Another run on old hardware occurred when Hewlett-Packard decided to discontinue the VAX minicomputer line it inherited in its Compaq acquisition. Compaq picked up the line when it bought Digital Equipment.

"There was a lot of screaming about that one," said Eamonn Reay, Multis' vice president of business development.

Unlike a lot of refurbishing companies, Multis works tightly with manufacturers like HP and Sun Microsystems. HP, for example, directs its customers that need older servers to Multis. Multis even manufactures some new Alpha servers on behalf of HP. If you go to HP's Web site and buy Alpha servers, you're actually speaking to the Irish company.

"We try to take as much of the quirky business as we can from them," Reay said. Part of the reason for opening the U.S. facility will lay in recruiting more server makers to work with them. The company does not try to contact end-users initially. That tends to antagonize the server makers, who want to try to sell something new first.
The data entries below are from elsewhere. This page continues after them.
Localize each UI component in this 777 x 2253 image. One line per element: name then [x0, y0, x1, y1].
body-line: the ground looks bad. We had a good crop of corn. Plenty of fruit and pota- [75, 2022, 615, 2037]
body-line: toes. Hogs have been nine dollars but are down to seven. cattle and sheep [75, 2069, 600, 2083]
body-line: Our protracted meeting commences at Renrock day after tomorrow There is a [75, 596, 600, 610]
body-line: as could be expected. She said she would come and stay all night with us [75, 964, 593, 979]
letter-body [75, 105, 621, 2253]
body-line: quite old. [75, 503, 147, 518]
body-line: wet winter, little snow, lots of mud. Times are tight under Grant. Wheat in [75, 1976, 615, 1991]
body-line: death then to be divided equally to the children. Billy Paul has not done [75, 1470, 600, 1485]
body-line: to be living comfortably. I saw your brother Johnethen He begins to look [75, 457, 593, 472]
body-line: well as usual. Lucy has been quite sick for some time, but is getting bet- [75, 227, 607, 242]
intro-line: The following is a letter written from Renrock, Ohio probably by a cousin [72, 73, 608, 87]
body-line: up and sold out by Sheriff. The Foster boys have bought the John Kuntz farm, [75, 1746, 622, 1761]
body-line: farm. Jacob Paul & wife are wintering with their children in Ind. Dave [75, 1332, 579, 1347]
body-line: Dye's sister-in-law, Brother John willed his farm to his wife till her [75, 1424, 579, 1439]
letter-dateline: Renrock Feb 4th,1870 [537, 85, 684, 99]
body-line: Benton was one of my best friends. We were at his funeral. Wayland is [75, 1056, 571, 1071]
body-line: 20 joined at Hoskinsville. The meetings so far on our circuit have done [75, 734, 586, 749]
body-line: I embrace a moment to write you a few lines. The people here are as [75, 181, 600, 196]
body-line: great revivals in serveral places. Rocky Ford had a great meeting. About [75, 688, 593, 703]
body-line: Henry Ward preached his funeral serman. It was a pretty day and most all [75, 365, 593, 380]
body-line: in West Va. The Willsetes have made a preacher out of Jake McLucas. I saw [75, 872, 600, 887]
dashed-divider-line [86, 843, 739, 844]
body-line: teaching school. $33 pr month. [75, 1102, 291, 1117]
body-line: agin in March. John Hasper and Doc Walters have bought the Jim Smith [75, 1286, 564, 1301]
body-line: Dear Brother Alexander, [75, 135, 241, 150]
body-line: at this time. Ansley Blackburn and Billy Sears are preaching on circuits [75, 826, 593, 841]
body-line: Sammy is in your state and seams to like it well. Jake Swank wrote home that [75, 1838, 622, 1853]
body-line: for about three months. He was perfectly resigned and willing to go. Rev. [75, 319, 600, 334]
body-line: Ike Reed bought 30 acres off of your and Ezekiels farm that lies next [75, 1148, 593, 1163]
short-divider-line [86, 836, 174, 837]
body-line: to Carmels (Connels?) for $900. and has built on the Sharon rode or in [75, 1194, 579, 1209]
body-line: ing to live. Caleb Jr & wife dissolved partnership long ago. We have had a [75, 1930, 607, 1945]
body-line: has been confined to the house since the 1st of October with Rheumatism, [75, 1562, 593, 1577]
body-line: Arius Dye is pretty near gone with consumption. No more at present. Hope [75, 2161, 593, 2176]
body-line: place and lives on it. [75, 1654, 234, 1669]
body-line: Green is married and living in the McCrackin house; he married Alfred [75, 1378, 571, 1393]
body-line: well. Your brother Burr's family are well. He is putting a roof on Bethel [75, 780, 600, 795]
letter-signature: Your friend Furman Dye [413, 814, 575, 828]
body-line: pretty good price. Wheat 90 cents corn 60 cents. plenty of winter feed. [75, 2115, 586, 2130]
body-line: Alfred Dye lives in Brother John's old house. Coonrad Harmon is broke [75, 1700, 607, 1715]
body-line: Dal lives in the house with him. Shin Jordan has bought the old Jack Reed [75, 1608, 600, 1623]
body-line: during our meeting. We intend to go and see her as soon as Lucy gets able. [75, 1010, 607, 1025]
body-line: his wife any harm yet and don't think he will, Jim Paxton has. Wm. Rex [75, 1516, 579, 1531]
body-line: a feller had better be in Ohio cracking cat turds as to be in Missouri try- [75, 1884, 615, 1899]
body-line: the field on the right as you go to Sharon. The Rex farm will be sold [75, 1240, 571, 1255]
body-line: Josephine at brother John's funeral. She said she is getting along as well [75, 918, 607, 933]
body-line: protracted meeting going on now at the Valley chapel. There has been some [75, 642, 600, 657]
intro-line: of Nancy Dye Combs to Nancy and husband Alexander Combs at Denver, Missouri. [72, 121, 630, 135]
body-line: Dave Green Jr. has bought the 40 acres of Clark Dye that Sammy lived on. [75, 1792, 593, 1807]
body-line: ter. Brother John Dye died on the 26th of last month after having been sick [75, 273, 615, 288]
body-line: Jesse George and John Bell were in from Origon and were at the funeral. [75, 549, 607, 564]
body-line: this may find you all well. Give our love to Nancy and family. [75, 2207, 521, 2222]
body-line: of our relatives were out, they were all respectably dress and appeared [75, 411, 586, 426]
Both Keenan and Reay came out of Digital, which inadvertently is one of the primary wellsprings of Irish start-ups. The once-mighty Massachusetts hardware company was one of the original tech immigrants to Ireland. The company, though, started cutting back in the early 1990s. (Reay actually headed up the effort to get redundant employees new positions). The layoffs in turn drove many local entrepreneurs to start their own companies.